She raised her glass. “To luck,” she said.

Halsey started to recount his triumph of earlier in the evening: the applause of the crowd, Morrissey's attempt to appear unfazed.

“Maybe Mr. Bedford brings you luck,” she said to Halsey. He scratched his head. “I never looked at it that way. Why, Charlie, from now on I ain't goin' nowhere without yer.”

The room was warm and perfumed. They had more champagne. Halsey droned on, describing every bet he had made. Bedford noticed that Van Shaick was staring at him. He felt himself growing excited and tried to think of some way to dismiss Halsey. Halsey paused in his storytelling, and Van Shaick said, “Mr. Bedford, I believe we've met before.”

“I wish it were so, Miss Van Shaick, but you are not a person I would forget.”

“Time
changes us.”

“I could not imagine what change time wrought in you that I should not be able to conjure up some clue as to our meeting.”
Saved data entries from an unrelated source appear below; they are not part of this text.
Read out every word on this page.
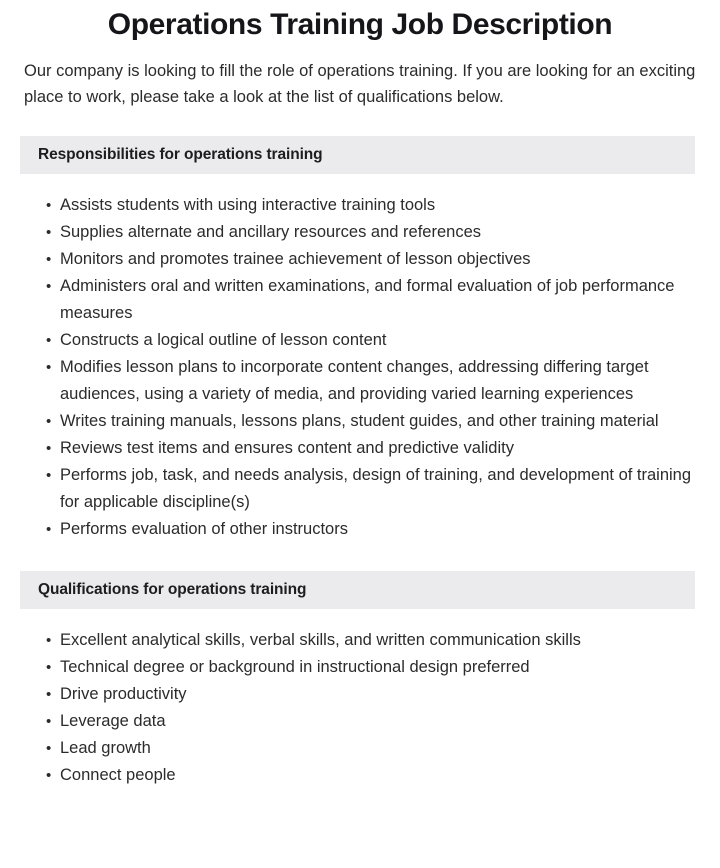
Operations Training Job Description

Our company is looking to fill the role of operations training. If you are looking for an exciting place to work, please take a look at the list of qualifications below.

Responsibilities for operations training
• Assists students with using interactive training tools
• Supplies alternate and ancillary resources and references
• Monitors and promotes trainee achievement of lesson objectives
• Administers oral and written examinations, and formal evaluation of job performance measures
• Constructs a logical outline of lesson content
• Modifies lesson plans to incorporate content changes, addressing differing target audiences, using a variety of media, and providing varied learning experiences
• Writes training manuals, lessons plans, student guides, and other training material
• Reviews test items and ensures content and predictive validity
• Performs job, task, and needs analysis, design of training, and development of training for applicable discipline(s)
• Performs evaluation of other instructors
Qualifications for operations training
• Excellent analytical skills, verbal skills, and written communication skills
• Technical degree or background in instructional design preferred
• Drive productivity
• Leverage data
• Lead growth
• Connect people
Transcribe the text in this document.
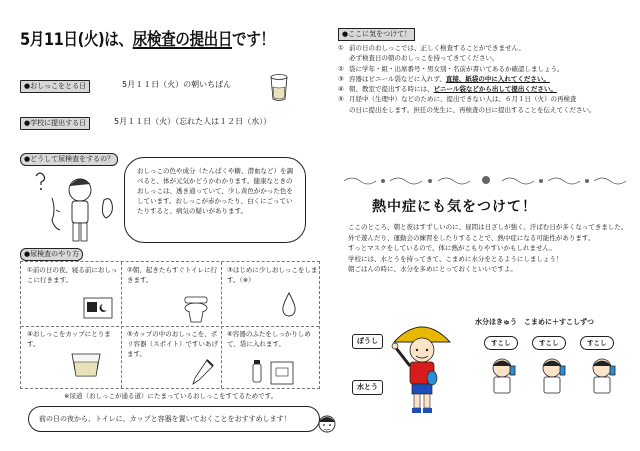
5月11日(火)は、尿検査の提出日です！
●おしっこをとる日	5月１１日（火）の朝いちばん
●学校に提出する日	5月１１日（火）（忘れた人は１２日（水））
●どうして尿検査をするの？
おしっこの色や成分（たんぱくや糖、潜血など）を調べると、体が元気かどうかわかります。健康なときのおしっこは、透き通っていて、少し黄色がかった色をしています。おしっこが赤かったり、白くにごっていたりすると、病気の疑いがあります。
●尿検査のやり方
①前の日の夜、寝る前におしっこに行きます。
②朝、起きたらすぐトイレに行きます。
③はじめに少しおしっこをします。（※）
④おしっこをカップにとります。
⑤カップの中のおしっこを、ポリ容器（スポイト）ですいあげます。
⑥容器のふたをしっかりしめて、袋に入れます。
※尿道（おしっこが通る道）にたまっているおしっこをすてるためです。
前の日の夜から、トイレに、カップと容器を置いておくことをおすすめします！
●ここに気をつけて！
① 前の日のおしっこでは、正しく検査することができません。
必ず検査日の朝のおしっこを持ってきてください。
② 袋に学年・組・出席番号・男女別・名前が書いてあるか確認しましょう。
③ 容器はビニール袋などに入れず、直接、紙袋の中に入れてください。
④ 朝、教室で提出する時には、ビニール袋などから出して提出ください。
⑤ 月経中（生理中）などのために、提出できない人は、６月１日（火）の再検査
の日に提出をします。担任の先生に、再検査の日に提出することを伝えてください。
熱中症にも気をつけて！

ここのところ、朝と夜はすずしいのに、昼間は日ざしが強く、汗ばむ日が多くなってきました。

外で遊んだり、運動会の練習をしたりすることで、熱中症になる可能性があります。

すっとマスクをしているので、体に熱がこもりやすいかもしれません。

学校には、水とうを持ってきて、こまめに水分をとるようにしましょう！

朝ごはんの時に、水分を多めにとっておくといいですよ。

ぼうし
水とう
水分ほきゅう　こまめに＋すこしずつ
すこし	すこし	すこし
She saluted him with her glass.

“Charlie,” Halsey said, “I didn't know you were so well known among the ladies. I thought yer were one of them went home after work.”

Bedford ignored him. Van Shaick said, “Do you recall a Christmas reception at the home of Robert Schuyler?”

The day after Christmas, Robert Schuyler, the president of the New York and New Haven, the New York and Harlem, and the Illinois Central railroads, had annually held open house for the proprietors of the most prestigious investment houses, filled the rooms with food and drink, and invited his guests to bring their children or friends. One year, Stark had taken Bedford along. It was Bedford's first time in one of the homes of the great families. He had never been amid such opulence.

“Yes, I have a vivid memory of it.”

“Do you remember talking for some time to Morris Van Shaick?”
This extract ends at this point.